Эй-Нефер они нашли на третьем этаже. Она стояла у окна, а пожилая морщинистая женщина расчёсывала её волосы. У правой стены стояла кровать, а вдоль левой был разложен ковёр из меха. Два невысоких стула у входа были застелены такими же коврами, какими были выстланы стены. Увидев Эй-Нефер, Шере раскрыл рот от изумления: он даже не сразу узнал свою подругу. Её кожа была умащена маслянистыми составами, и от пьянящего аромата, который исходил от тела девочки, Шере захотелось её лизнуть. Лицо Эй-Нефер было покрыто румянами, глаза и брови аккуратно подведены, губы блестели… Она стала выглядеть ещё старше, и в первое мгновение Шере даже испугался – а точно ли это она? Он не ожидал найти в ней такую красоту и женственность.
Эй-Нефер скосила на него и без того раскосые глаза и улыбнулась.
– Привет, малёк, – сказала она. – Кого это ты привёл?
– Это небет пер, – пояснил Шере. – Она метехнет… – он запнулся. – Она хемет Пашеду.
– Бехмут, ты закончила? – скорее приказала, чем спросила Херду-Анх.

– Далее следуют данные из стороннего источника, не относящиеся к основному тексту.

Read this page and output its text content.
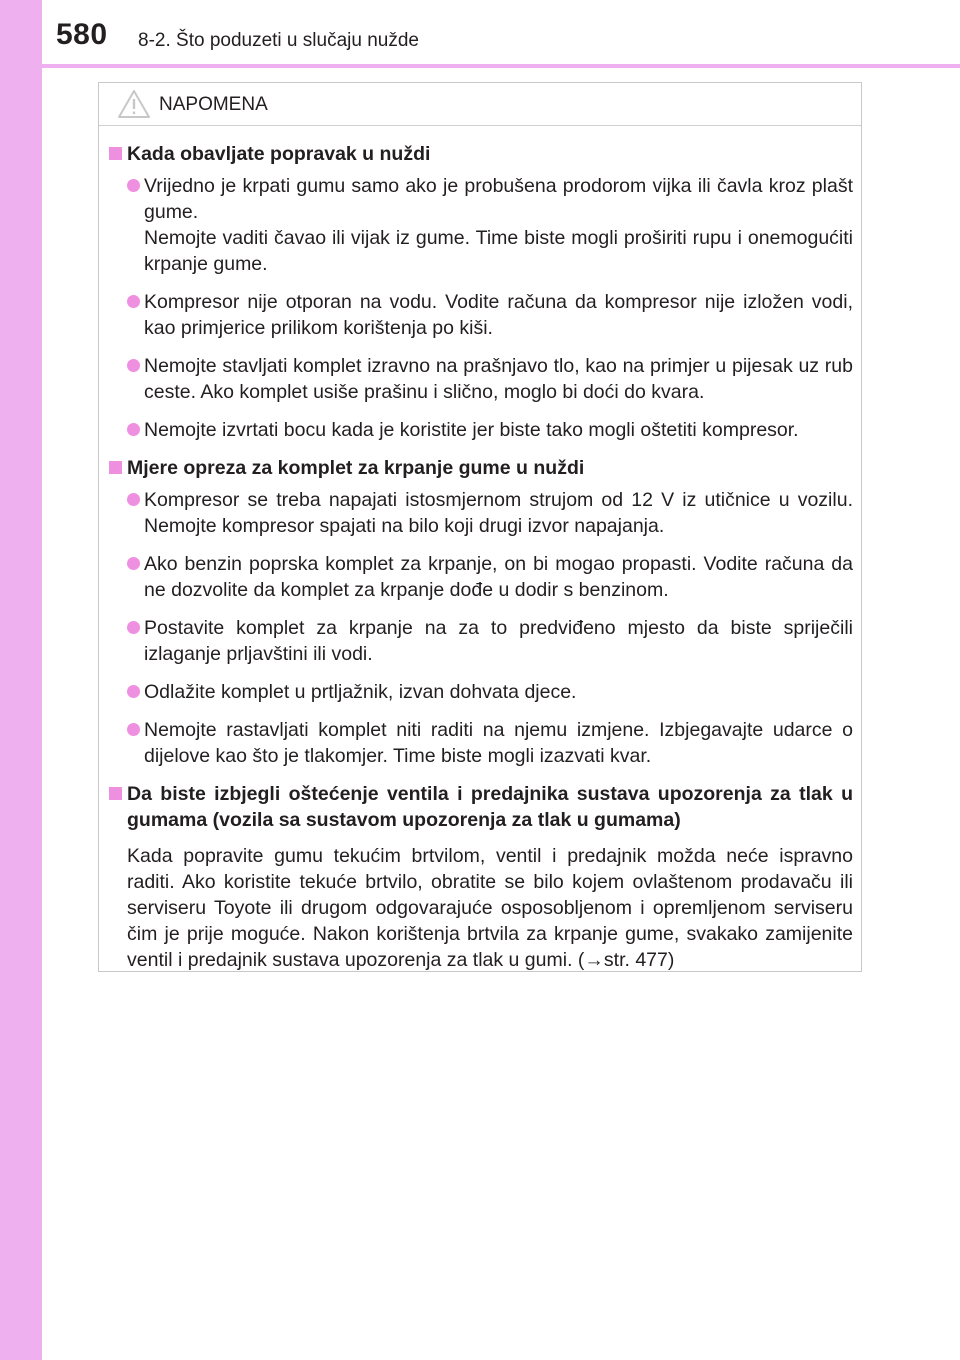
580 8-2. Što poduzeti u slučaju nužde
NAPOMENA
Kada obavljate popravak u nuždi

Vrijedno je krpati gumu samo ako je probušena prodorom vijka ili čavla kroz plašt gume.

Nemojte vaditi čavao ili vijak iz gume. Time biste mogli proširiti rupu i onemogućiti krpanje gume.

Kompresor nije otporan na vodu. Vodite računa da kompresor nije izložen vodi, kao primjerice prilikom korištenja po kiši.

Nemojte stavljati komplet izravno na prašnjavo tlo, kao na primjer u pijesak uz rub ceste. Ako komplet usiše prašinu i slično, moglo bi doći do kvara.

Nemojte izvrtati bocu kada je koristite jer biste tako mogli oštetiti kompresor.

Mjere opreza za komplet za krpanje gume u nuždi

Kompresor se treba napajati istosmjernom strujom od 12 V iz utičnice u vozilu. Nemojte kompresor spajati na bilo koji drugi izvor napajanja.

Ako benzin poprska komplet za krpanje, on bi mogao propasti. Vodite računa da ne dozvolite da komplet za krpanje dođe u dodir s benzinom.

Postavite komplet za krpanje na za to predviđeno mjesto da biste spriječili izlaganje prljavštini ili vodi.

Odlažite komplet u prtljažnik, izvan dohvata djece.

Nemojte rastavljati komplet niti raditi na njemu izmjene. Izbjegavajte udarce o dijelove kao što je tlakomjer. Time biste mogli izazvati kvar.

Da biste izbjegli oštećenje ventila i predajnika sustava upozorenja za tlak u gumama (vozila sa sustavom upozorenja za tlak u gumama)

Kada popravite gumu tekućim brtvilom, ventil i predajnik možda neće ispravno raditi. Ako koristite tekuće brtvilo, obratite se bilo kojem ovlaštenom prodavaču ili serviseru Toyote ili drugom odgovarajuće osposobljenom i opremljenom serviseru čim je prije moguće. Nakon korištenja brtvila za krpanje gume, svakako zamijenite ventil i predajnik sustava upozorenja za tlak u gumi. (→str. 477)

Старуха кивнула и тут же выбежала из комнаты.
– Садитесь, – приказала Херду-Анх и после того, как дети устроились, продолжила: – Итак, вы говорите, что мой муж Пашеду обещал отвезти вас в Унут на своей лодке?
Шере и Эй-Нефер одновременно кивнули.
– И когда он обещал это сделать?
– Через несколько дней, – сказал Шере.
– А где он вас нашёл?
– Мы встретились на херет-нечерк северу отсюда.
Херду-Анх кивнула.
– А что там делал мой муж, вы знаете?
Шере промолчал, а Эй-Нефер, немного поколебавшись, сказала:
– Нет, этого мы не знаем.
– То есть вы просто шли-шли ночью и набрели на моего мужа?
– Ну да, вроде того, – ответила Эй-Нефер.
Херду-Анх внимательно на неё посмотрела.
– Ну хорошо, пусть будет так. Где тебе дали комнату, девочка?
– Мне сказали, что пока я поживу здесь.
– А тебе? – Херду-Анх повернулась к Шере.
– У меня комната над кухней, – ответил он.
– Как ты узнал, что над кухней? – спросила Херду-Анх.
– Так там дырка в полу и в других комнатах тоже, – ответил Шере.
– Верно, это отверстие для притока воздуха, – задумчиво сказала женщина.